Giorno del Ricordo 2021… da una testimonianza autentica di un’esule istriana… Contributo di Giuseppe Corrà – 14
9 Febbraio 2021 / 14 Febbraio 2030
…a cura di Graziano M. Cobelli
Giorno del Ricordo, da una testimonianza autentica di un’esule istriana.
Ci sono tornata nella mia Rovigno
Ci sono tornata nella mia casa di Rovigno sul mare, nella mia Istria piena di sole. Ci sono tornata, solo quasi da adulta, dopo tanti anni di assenza. Un viaggio il mio intrapreso assieme alla nonna, senza la mamma ed il papà, che ancora non “si fidavano” perché i tempi non erano maturi.
Ma per noi non si prevedevano difficoltà e andammo, forse con molta incoscienza, ma anche con curiosità e con un grosso groppo di pianto in gola.
Non sapevo chi avrei incontrato nella mia casa di Rovigno in faccia al mare quel giorno in cui ho bussato alla sua porta. L’avevo abbandonata tanti anni prima quella casa della mia infanzia. Ma il suo ricordo era rimasto nel fondo della mia anima, del mio cuore con un’immagine indelebile.
Di anni ne avevo quanti le dita di una mano, solo cinque, quando avevo dovuto andarmene via insieme alla mamma che si sforzava di guardare dritto davanti a sé, ma che conosceva solo di nome la meta da raggiungere. Andavamo via senza sapere dove ci saremo fermate, dove avremo cercato di mettere nuove radici in una terra che non conoscevamo, tra gente estranea. Purché fosse Italia, per restare italiane come eravamo nate, come eravamo da secoli…

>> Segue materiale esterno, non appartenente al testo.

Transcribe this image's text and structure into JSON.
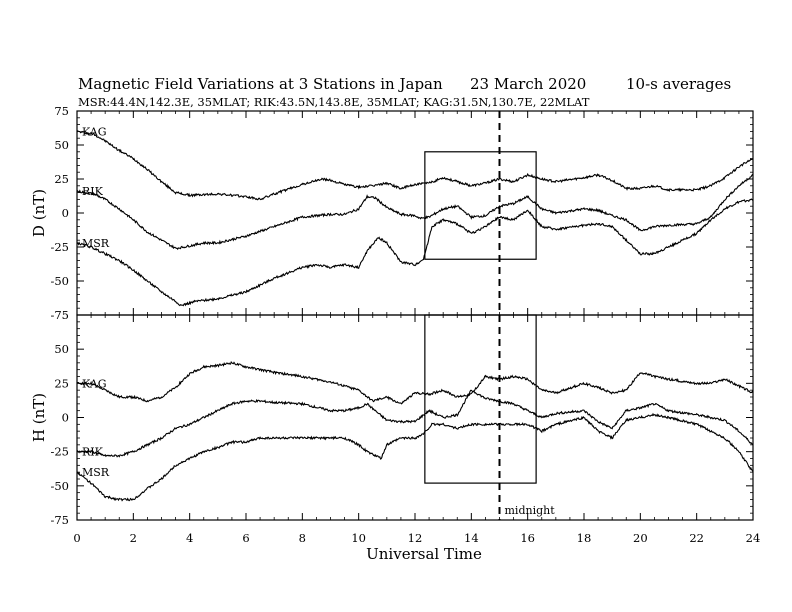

Ricordo che era una mattina di febbraio con il freddo pungente e la mamma, prima di uscire di casa, aveva approfittato di quella circostanza per coprirmi a strati. Mi aveva fatto indossare quanti più vestiti poteva, uno sopra l’altro. L’aveva fatto, certo, per ripararmi dal freddo, ma anche per portarli via con noi quegli indumenti che, altrimenti, avremmo dovuto lasciare per non caricarci di troppo peso, oltre al poco che ci era permesso.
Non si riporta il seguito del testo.